This RuPaul production is like Airplane! in full drag, bringing a bedazzled approach to the Zucker- Abrahams-Zucker style of spoofs. But if you’re anyone other than Ginger Rogers, doing it backwards and in heels provides a lot more opportunities to trip and fall. Stop! That! Train! throws joke after joke at the wall, but almost none of them land, which feels like a statistical impossibility, especially when considering its talented cast filled with RuPaul’s Drag Race stars, queer pop culture heroes, and celebrity cameos galore. This comedy should be goofy, campy fun, but the end result is simply a trainwreck.
Tess (Ginger Minj) and DeeDee (Jujubee) are stewardesses who have been best gal pals since they met in the train hostess academy, and their bond only deepened while working together for Stank Rail. When that low-class line stops running, they jump at the chance to work for the Glamazonian Express, America’s first bullet train and the most luxurious way to travel on land. It’s not enough that they have to deal with a trio of bitchy Glamazonian stewardesses voguing down the aisle of the train (Symone, Brooke Lynn Hytes, Marcia Marcia Marcia) or the entitled passengers who want more drinks. Beleaguered train traffic controller Donna Dusk (Rachel Bloom) warns them they’re also headed straight into the path of a mega weather event aka the “Stormaganza,” which puts the fate of the entire train—and maybe the world—in Tess and DeeDee’s perfectly manicured hands. It’s up to these two best friends to … stop! that! train! before it crashes and takes the approval rating of President Judy Gagwell (RuPaul Charles) down with it.
Director Adam Shankman and the producing team behind RuPaul’s Drag Race pack Stop! That! Train! with stars; whether you’re a fan of the competition show or not, you’ll recognize plenty of familiar faces. Sarah Michelle Gellar plays a famous actress, Brian Jordan Alvarez plays a hunky conductor, and Matt Rogers is President Gagwell’s press secretary, plus you get Charo, Guy Branum, June Diane Raphael, Raven-Symoné, and more appearing in small roles. Yet, unsurprisingly, Stop! That! Train! is probably going to be most enjoyable for devoted viewers of RuPaul’s Drag Race or those who are watching after imbibing too many mimosas at a drag brunch.

It should be enjoyably silly, but instead this drag comedy drags; its 95-minute running time feels like it lasts roughly the length of a cross-country train trip. I wanted to be gagged by every gag, but most of its lines don’t even merit a polite chuckle. There’s the inevitable blooper reel that lasts the entirety of the credits, plus the most useless post-credits scene since whatever Marvel’s last movie was. The special effects are so bad that they have people accusing the filmmakers of using AI slop, but they’re mostly just cheap and poorly executed, even for an indie film. Shankman has made a lot of terrible studio movies (Rock of Ages is a particularly low point), but the script from Christina Friel and Connor Wright might be the real culprit for why this is so unbearable.

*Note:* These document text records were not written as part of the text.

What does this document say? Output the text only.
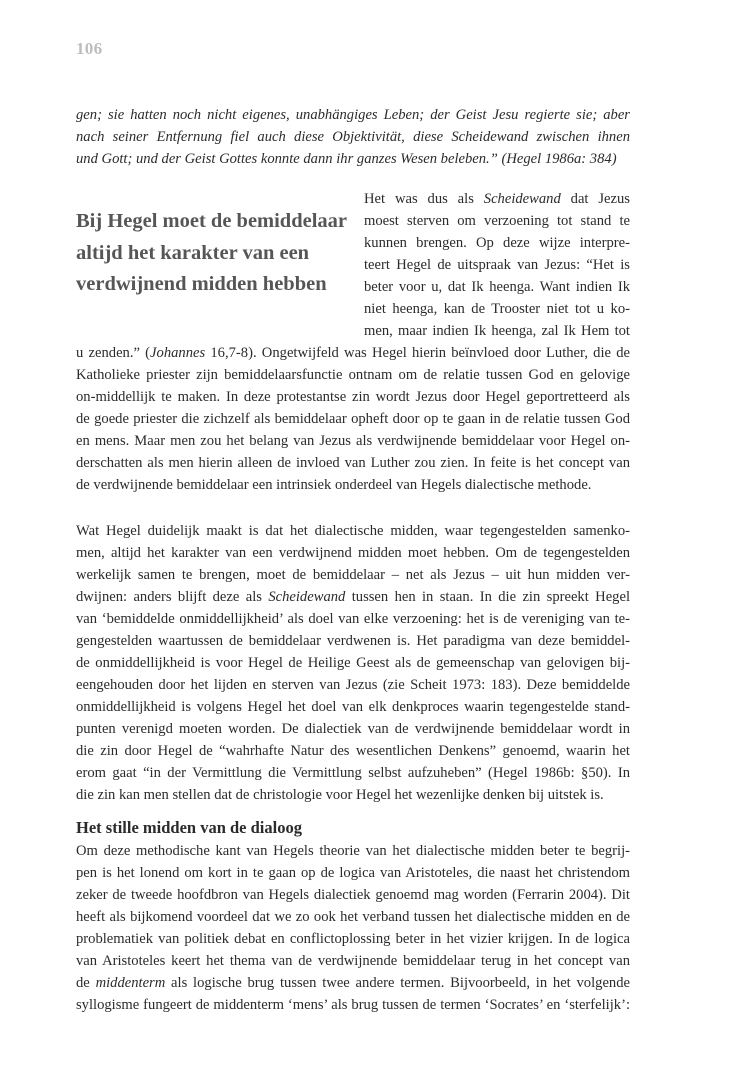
106
gen; sie hatten noch nicht eigenes, unabhängiges Leben; der Geist Jesu regierte sie; aber
nach seiner Entfernung fiel auch diese Objektivität, diese Scheidewand zwischen ihnen
und Gott; und der Geist Gottes konnte dann ihr ganzes Wesen beleben.” (Hegel 1986a: 384)
Bij Hegel moet de bemiddelaar
altijd het karakter van een
verdwijnend midden hebben
Het was dus als Scheidewand dat Jezus
moest sterven om verzoening tot stand te
kunnen brengen. Op deze wijze interpre-
teert Hegel de uitspraak van Jezus: “Het is
beter voor u, dat Ik heenga. Want indien Ik
niet heenga, kan de Trooster niet tot u ko-
men, maar indien Ik heenga, zal Ik Hem tot
u zenden.” (Johannes 16,7-8). Ongetwijfeld was Hegel hierin beïnvloed door Luther, die de
Katholieke priester zijn bemiddelaarsfunctie ontnam om de relatie tussen God en gelovige
on-middellijk te maken. In deze protestantse zin wordt Jezus door Hegel geportretteerd als
de goede priester die zichzelf als bemiddelaar opheft door op te gaan in de relatie tussen God
en mens. Maar men zou het belang van Jezus als verdwijnende bemiddelaar voor Hegel on-
derschatten als men hierin alleen de invloed van Luther zou zien. In feite is het concept van
de verdwijnende bemiddelaar een intrinsiek onderdeel van Hegels dialectische methode.
Wat Hegel duidelijk maakt is dat het dialectische midden, waar tegengestelden samenko-
men, altijd het karakter van een verdwijnend midden moet hebben. Om de tegengestelden
werkelijk samen te brengen, moet de bemiddelaar – net als Jezus – uit hun midden ver-
dwijnen: anders blijft deze als Scheidewand tussen hen in staan. In die zin spreekt Hegel
van ‘bemiddelde onmiddellijkheid’ als doel van elke verzoening: het is de vereniging van te-
gengestelden waartussen de bemiddelaar verdwenen is. Het paradigma van deze bemiddel-
de onmiddellijkheid is voor Hegel de Heilige Geest als de gemeenschap van gelovigen bij-
eengehouden door het lijden en sterven van Jezus (zie Scheit 1973: 183). Deze bemiddelde
onmiddellijkheid is volgens Hegel het doel van elk denkproces waarin tegengestelde stand-
punten verenigd moeten worden. De dialectiek van de verdwijnende bemiddelaar wordt in
die zin door Hegel de “wahrhafte Natur des wesentlichen Denkens” genoemd, waarin het
erom gaat “in der Vermittlung die Vermittlung selbst aufzuheben” (Hegel 1986b: §50). In
die zin kan men stellen dat de christologie voor Hegel het wezenlijke denken bij uitstek is.
Het stille midden van de dialoog
Om deze methodische kant van Hegels theorie van het dialectische midden beter te begrij-
pen is het lonend om kort in te gaan op de logica van Aristoteles, die naast het christendom
zeker de tweede hoofdbron van Hegels dialectiek genoemd mag worden (Ferrarin 2004). Dit
heeft als bijkomend voordeel dat we zo ook het verband tussen het dialectische midden en de
problematiek van politiek debat en conflictoplossing beter in het vizier krijgen. In de logica
van Aristoteles keert het thema van de verdwijnende bemiddelaar terug in het concept van
de middenterm als logische brug tussen twee andere termen. Bijvoorbeeld, in het volgende
syllogisme fungeert de middenterm ‘mens’ als brug tussen de termen ‘Socrates’ en ‘sterfelijk’:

The press notes say that no one in the cast felt the need to improvise, but maybe they should have? Most of the actors are really funny elsewhere, but there’s just not much they can do with what they’re given.
Yet for all its flaws, Stop! That! Train! generally has its heart in the right place (other than when it uses a fat girl eating a tub of cottage cheese as shorthand for Stank Rail’s shitty state). At a time when drag queens are inexplicably under attack by the right, they aren’t the targets of the humor in Stop! That! Train! (The butt of the jokes are mostly straight white women, which is a fate we have certainly earned.) Instead, it’s so great to see queer joy on screen without an ounce of seriousness in a time that is tough for the community, but I just wish the movie itself had evoked more of that emotion in the audience.
D+
“Stop! That! Train!” is in theaters Friday.